Thursday, November 21, 2013

2014 Calendar

For my self-directed lighting final I decided to just have fun. I took my friends into the studio, dressed them up and tried to capture each month in a single image. I wanted to have fun for my last undergrad project, but also make nice images. But really.. I'm hysterical.


























Tuesday, October 29, 2013

festive photos

Here's some seasonal photos! Happy Halloween!







table top

Since midterm we've moved away from people for a bit and to the table top! ooooohhh pretty.....





lighting midterm

Here's my people images for midterm!














response #5

Aimee Beaubien

I was drawn to Aimee Beaubien's work because it really pushes the boundaries of what I consider a photograph. Her series, Found & Found, takes the two dimensional image and makes it seem more sculptural. She strips her pictures down to color relationships, textures and the basic forms. I'm intrigued by how she pairs images next to each other, and the shapes she chooses to cut out. The way she collages images has a fluidity to it. For me, I focus less on what the original images were of, but more on what her created images make that's new and different. As a lover of abstraction, I think it's interesting how these become abstractions of things that are based in reality.



Heather Evans Smith

Another artist I found really interesting was Heather Evans Smith. Her work is much more cinematic and theatrical. Her series, The Heart and the Heavy, are gorgeous images, but in each image there’s something that’s just a little off.

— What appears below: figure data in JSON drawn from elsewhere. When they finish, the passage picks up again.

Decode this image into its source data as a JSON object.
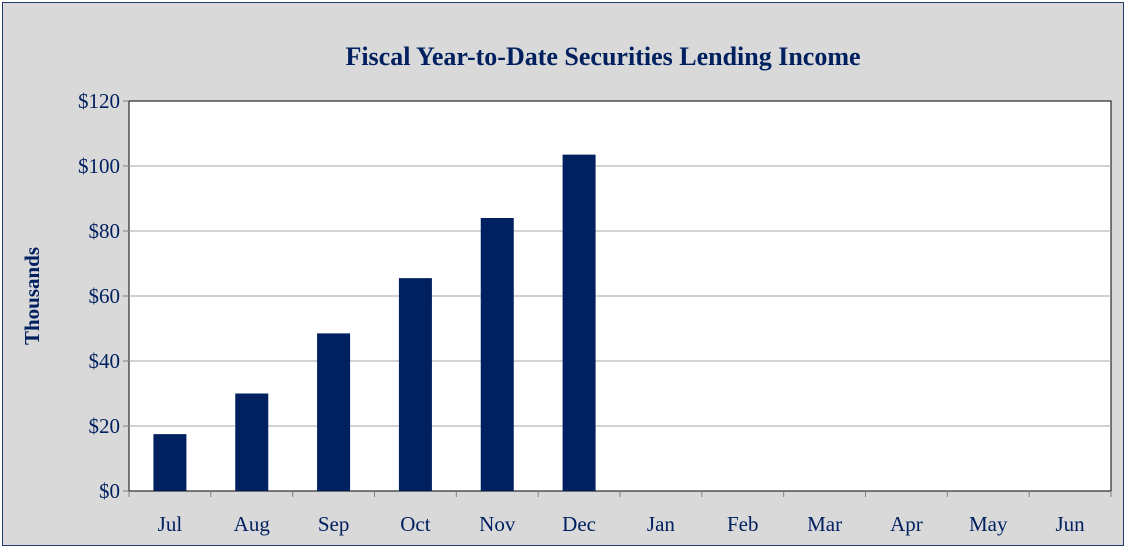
{
  "chart_data": {
    "type": "bar",
    "title": "Fiscal Year-to-Date Securities Lending Income",
    "ylabel": "Thousands",
    "xlabel": "",
    "categories": [
      "Jul",
      "Aug",
      "Sep",
      "Oct",
      "Nov",
      "Dec",
      "Jan",
      "Feb",
      "Mar",
      "Apr",
      "May",
      "Jun"
    ],
    "values": [
      17.5,
      30,
      48.5,
      65.5,
      84,
      103.5,
      null,
      null,
      null,
      null,
      null,
      null
    ],
    "ylim": [
      0,
      120
    ],
    "yticks": [
      0,
      20,
      40,
      60,
      80,
      100,
      120
    ],
    "ytick_labels": [
      "$0",
      "$20",
      "$40",
      "$60",
      "$80",
      "$100",
      "$120"
    ],
    "grid": true,
    "legend": "none",
    "bar_color": "#002060",
    "background_color": "#d9d9d9",
    "plot_background_color": "#ffffff"
  }
}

The formal aspects of the images are beautiful to look at, including the lighting and textural details. The oddities of the scene give the images a surreal, dreamlike quality though that is quite nice. I really enjoy how she uses color in her images. Most of the image has a similar color palette, but then there’s one focal area that pops and draws your eye. Aside from the formal qualities of the work, I also like the concept. I feel like I can relate to the work because it’s about dealing with a struggle which everyone feels at some point in their life. I think the way she illustrates these struggles is really poetic and graceful. She illustrates a feeling in a beautiful way. 



Bill Miller

The last photographer I chose was Bill Miller. His work is also abstract and process wise reminds me a lot of my own work. Broken Polaroids, uses an inconsistent method of image making to produce abstract color studies. I like how he called the process a “photographic painting machine.” I’m really interested in that bridge between painting and photography. What I like about his images is the push and pull between how much information is actually recorded on the film versus how much the work becomes just the layers of color emulsion. While I’m drawn to the images on a purely visual basis because I like the simplicity of the colors and the unexpected alterations, the more I think about the process the more I get from the images. Personally as an artist I’m interested in capturing what the eye doesn’t see with my camera whether it be a snapshot of a fleeting moment, or drawing attention to something that’s overlooked. A broken camera in essence takes away the absolute of the photographic image. Instead of rendering what it sees, it picks and chooses what information it retains just like our brain does to what our eyes see. When I think about these images from that mindset, they really become something much more interesting.